Many of us have used Final Draft on and off for years. Many of us have written and rewritten scripts with it. We've had it crash. We've had it behave badly. We've wanted things from it that it couldn't deliver. But it gets used nonetheless, partly because it was first and is the de facto industry standard, and partly because it works, sort of and most of the time.
But, industry standard or not, it's hard to imagine that there's no way to improve on it. And that's what Fade In sets out to do.
1. What makes it different than Final Draft or MMS?
Fade In is written by and for professional filmmakers.
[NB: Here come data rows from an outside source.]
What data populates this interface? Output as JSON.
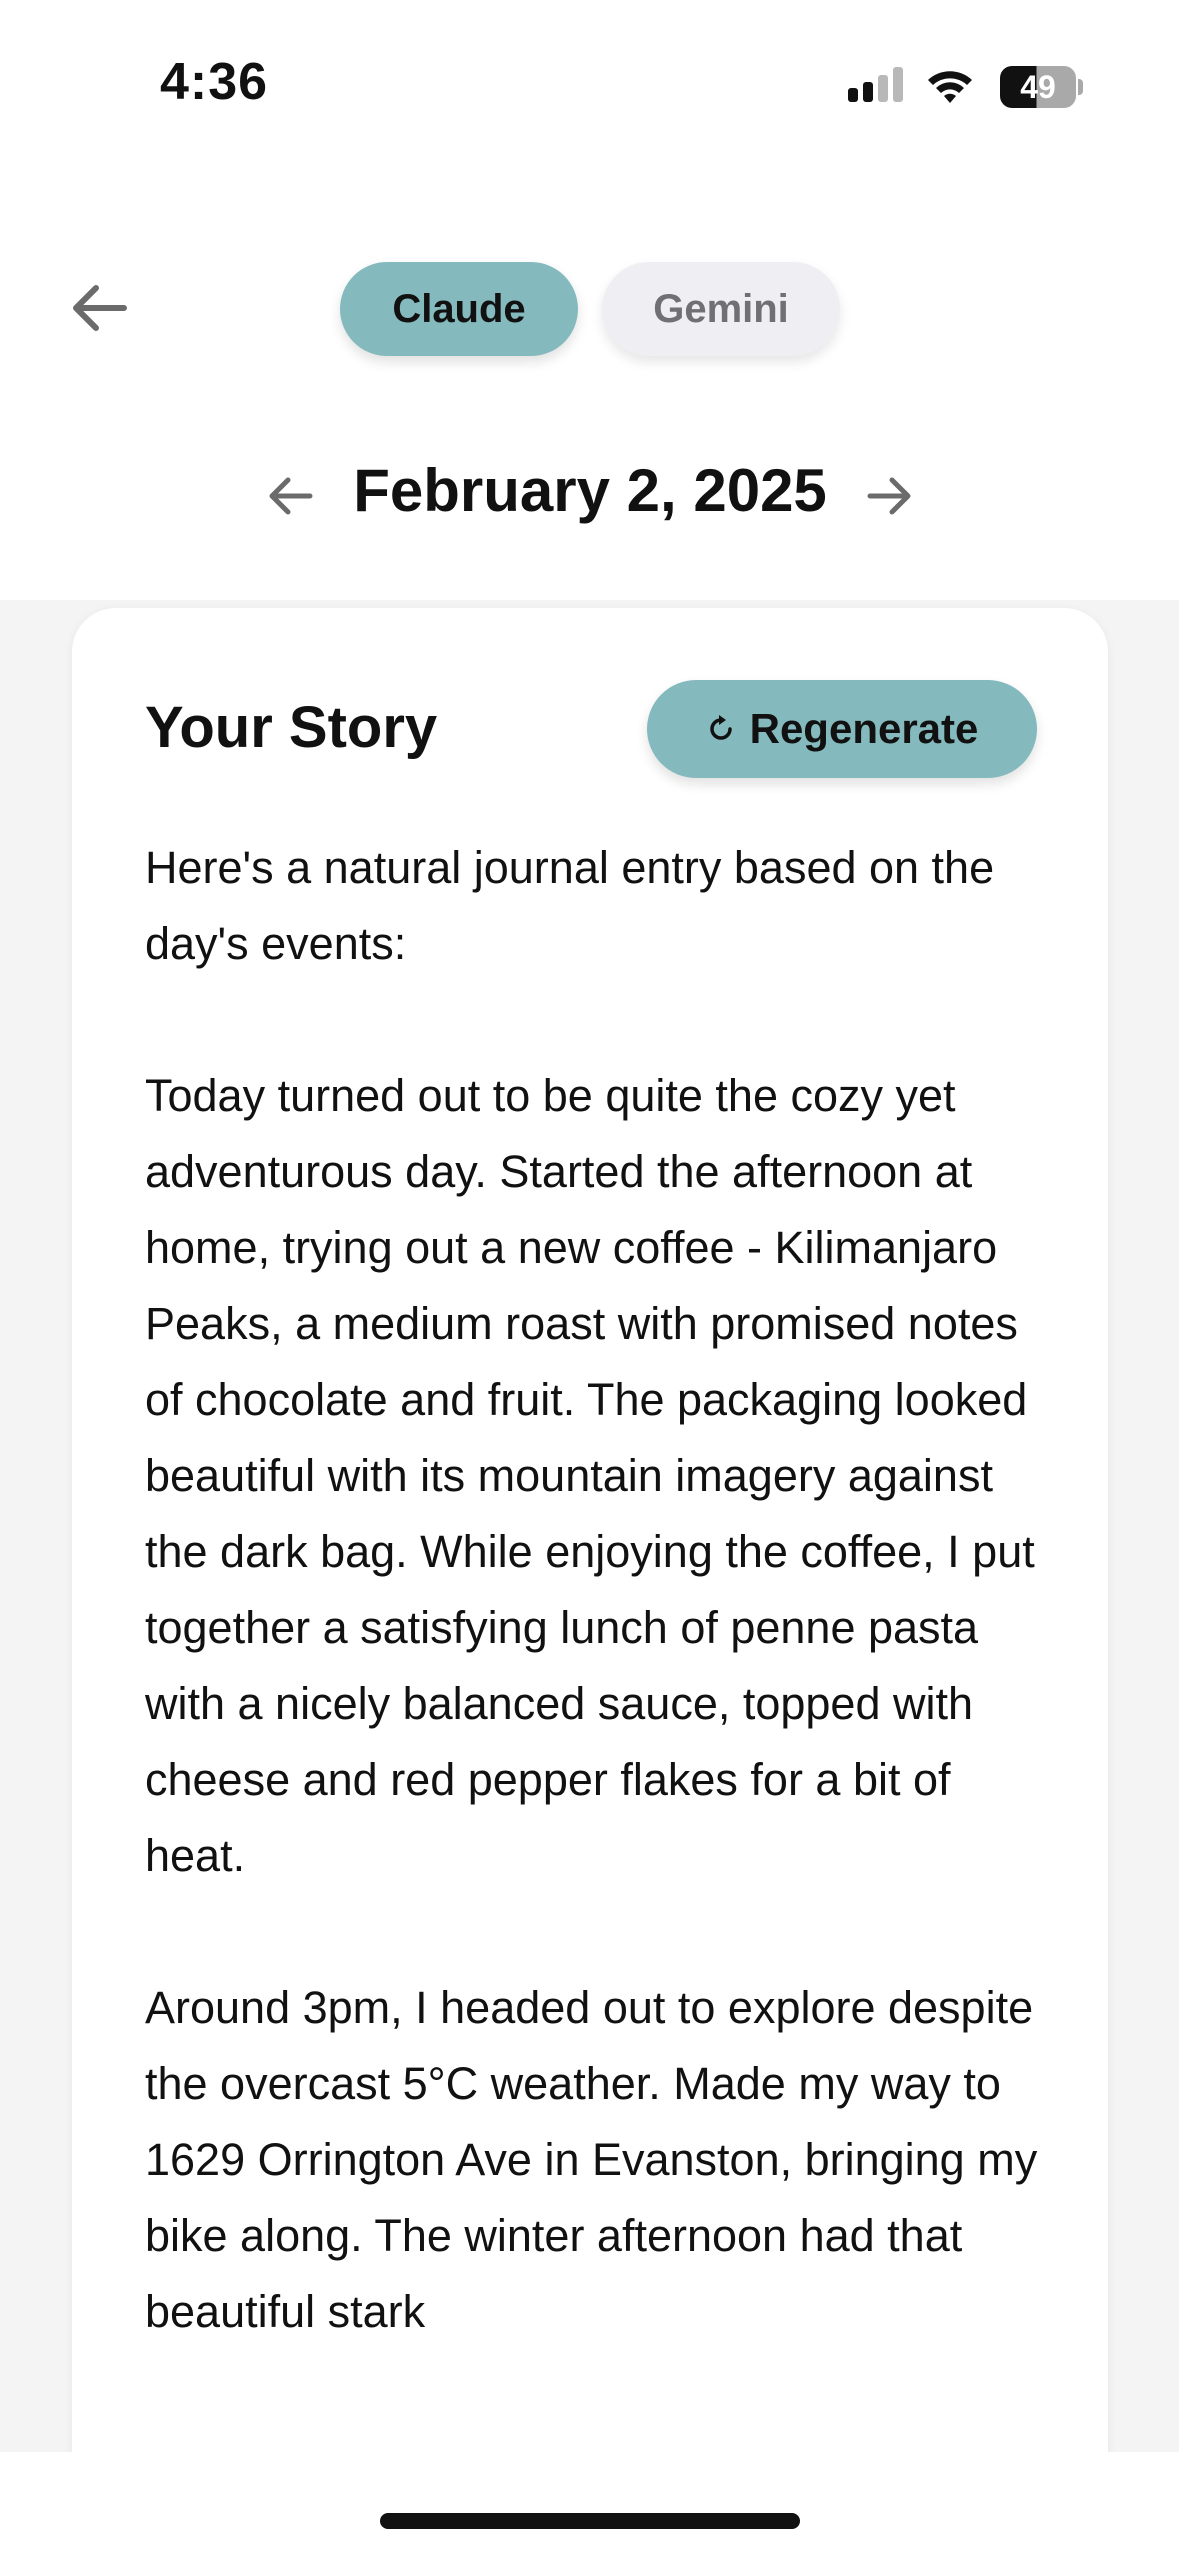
{
  "status_bar": {
    "time": "4:36",
    "battery": "49",
    "icons": [
      "signal-icon",
      "wifi-icon",
      "battery-icon"
    ]
  },
  "header": {
    "back_icon": "arrow-left-icon",
    "tabs": [
      {
        "label": "Claude",
        "selected": true
      },
      {
        "label": "Gemini",
        "selected": false
      }
    ],
    "date": "February 2, 2025",
    "prev_icon": "arrow-left-icon",
    "next_icon": "arrow-right-icon"
  },
  "card": {
    "title": "Your Story",
    "regenerate": {
      "label": "Regenerate",
      "icon": "refresh-icon"
    },
    "paragraphs": [
      "Here's a natural journal entry based on the day's events:",
      "Today turned out to be quite the cozy yet adventurous day. Started the afternoon at home, trying out a new coffee - Kilimanjaro Peaks, a medium roast with promised notes of chocolate and fruit. The packaging looked beautiful with its mountain imagery against the dark bag. While enjoying the coffee, I put together a satisfying lunch of penne pasta with a nicely balanced sauce, topped with cheese and red pepper flakes for a bit of heat.",
      "Around 3pm, I headed out to explore despite the overcast 5°C weather. Made my way to 1629 Orrington Ave in Evanston, bringing my bike along. The winter afternoon had that beautiful stark"
    ]
  },
  "colors": {
    "accent": "#84b9be",
    "tab_inactive": "#efeff3",
    "page_background": "#f4f4f5"
  }
}
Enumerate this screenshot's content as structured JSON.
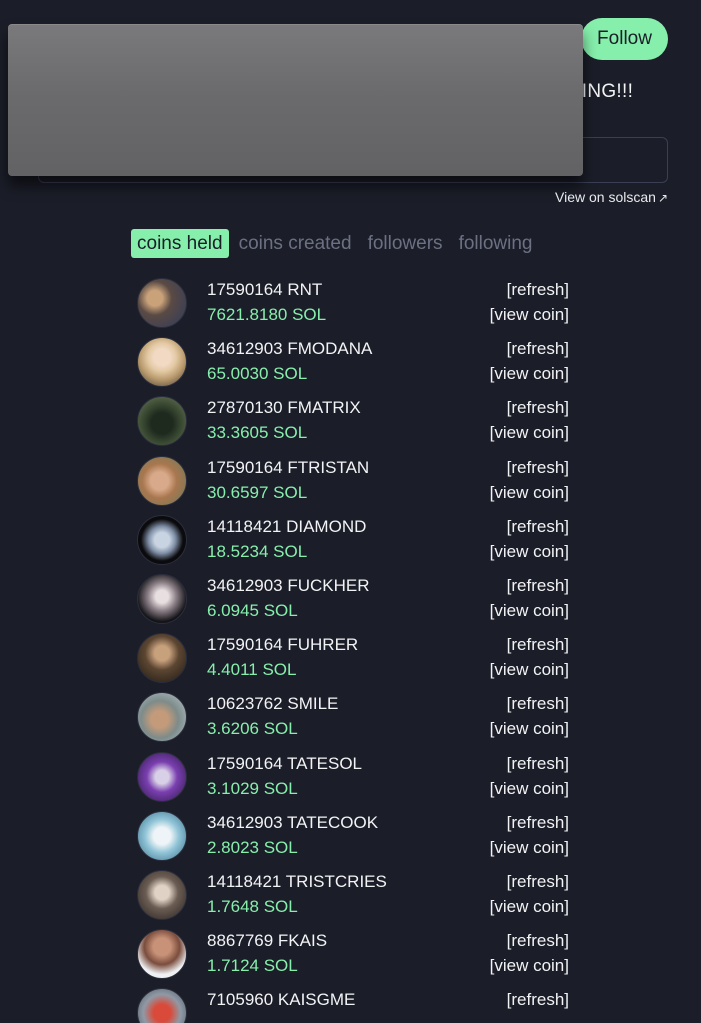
{
  "header": {
    "follow_label": "Follow",
    "bio_visible": "LLING!!!",
    "solscan_label": "View on solscan",
    "solscan_icon": "external-arrow-icon"
  },
  "tabs": [
    {
      "label": "coins held",
      "active": true
    },
    {
      "label": "coins created",
      "active": false
    },
    {
      "label": "followers",
      "active": false
    },
    {
      "label": "following",
      "active": false
    }
  ],
  "colors": {
    "accent": "#86efac",
    "background": "#1b1d28",
    "tab_inactive": "#6b7083"
  },
  "coins": [
    {
      "name": "17590164 RNT",
      "value": "7621.8180 SOL",
      "refresh": "[refresh]",
      "view": "[view coin]",
      "avatar": "avatar-1"
    },
    {
      "name": "34612903 FMODANA",
      "value": "65.0030 SOL",
      "refresh": "[refresh]",
      "view": "[view coin]",
      "avatar": "avatar-2"
    },
    {
      "name": "27870130 FMATRIX",
      "value": "33.3605 SOL",
      "refresh": "[refresh]",
      "view": "[view coin]",
      "avatar": "avatar-3"
    },
    {
      "name": "17590164 FTRISTAN",
      "value": "30.6597 SOL",
      "refresh": "[refresh]",
      "view": "[view coin]",
      "avatar": "avatar-4"
    },
    {
      "name": "14118421 DIAMOND",
      "value": "18.5234 SOL",
      "refresh": "[refresh]",
      "view": "[view coin]",
      "avatar": "avatar-5"
    },
    {
      "name": "34612903 FUCKHER",
      "value": "6.0945 SOL",
      "refresh": "[refresh]",
      "view": "[view coin]",
      "avatar": "avatar-6"
    },
    {
      "name": "17590164 FUHRER",
      "value": "4.4011 SOL",
      "refresh": "[refresh]",
      "view": "[view coin]",
      "avatar": "avatar-7"
    },
    {
      "name": "10623762 SMILE",
      "value": "3.6206 SOL",
      "refresh": "[refresh]",
      "view": "[view coin]",
      "avatar": "avatar-8"
    },
    {
      "name": "17590164 TATESOL",
      "value": "3.1029 SOL",
      "refresh": "[refresh]",
      "view": "[view coin]",
      "avatar": "avatar-9"
    },
    {
      "name": "34612903 TATECOOK",
      "value": "2.8023 SOL",
      "refresh": "[refresh]",
      "view": "[view coin]",
      "avatar": "avatar-10"
    },
    {
      "name": "14118421 TRISTCRIES",
      "value": "1.7648 SOL",
      "refresh": "[refresh]",
      "view": "[view coin]",
      "avatar": "avatar-11"
    },
    {
      "name": "8867769 FKAIS",
      "value": "1.7124 SOL",
      "refresh": "[refresh]",
      "view": "[view coin]",
      "avatar": "avatar-12"
    },
    {
      "name": "7105960 KAISGME",
      "value": "",
      "refresh": "[refresh]",
      "view": "",
      "avatar": "avatar-13"
    }
  ]
}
It's an entirely new application, with a custom script rendering engine written from scratch and optimized for one purpose only: writing screenplays from start to finish.
It's the nature of software that something that's been around for many years and many versions/incarnations undoubtedly has a lot of glue and tape under the hood of an updated interface to hold things together, and the fact that FD and MMS still exhibit issues that users have complained about for years suggests that the situation isn't likely to change without a fundamental rewrite of those applications. Which is what, in a way, Fade In aspires to be.
It provides all the required features of editing, screenplay management, and revision control. It runs on Windows, Macintosh, and Linux from the same core code base. It works with various formats, including Final Draft. And it is continually being enhanced with additional (and new) functionality.
2. What will it offer that free software (i.e., Celtx) doesn't?
It really isn't meant to "compete" with Celtx. Fade In is aimed at writers who want or need something that performs at a professional level, and the fact is that those writers are using Final Draft or MMS, not Celtx.
3. How much will it cost?
That's not decided yet. But considerably less than FD or MMS.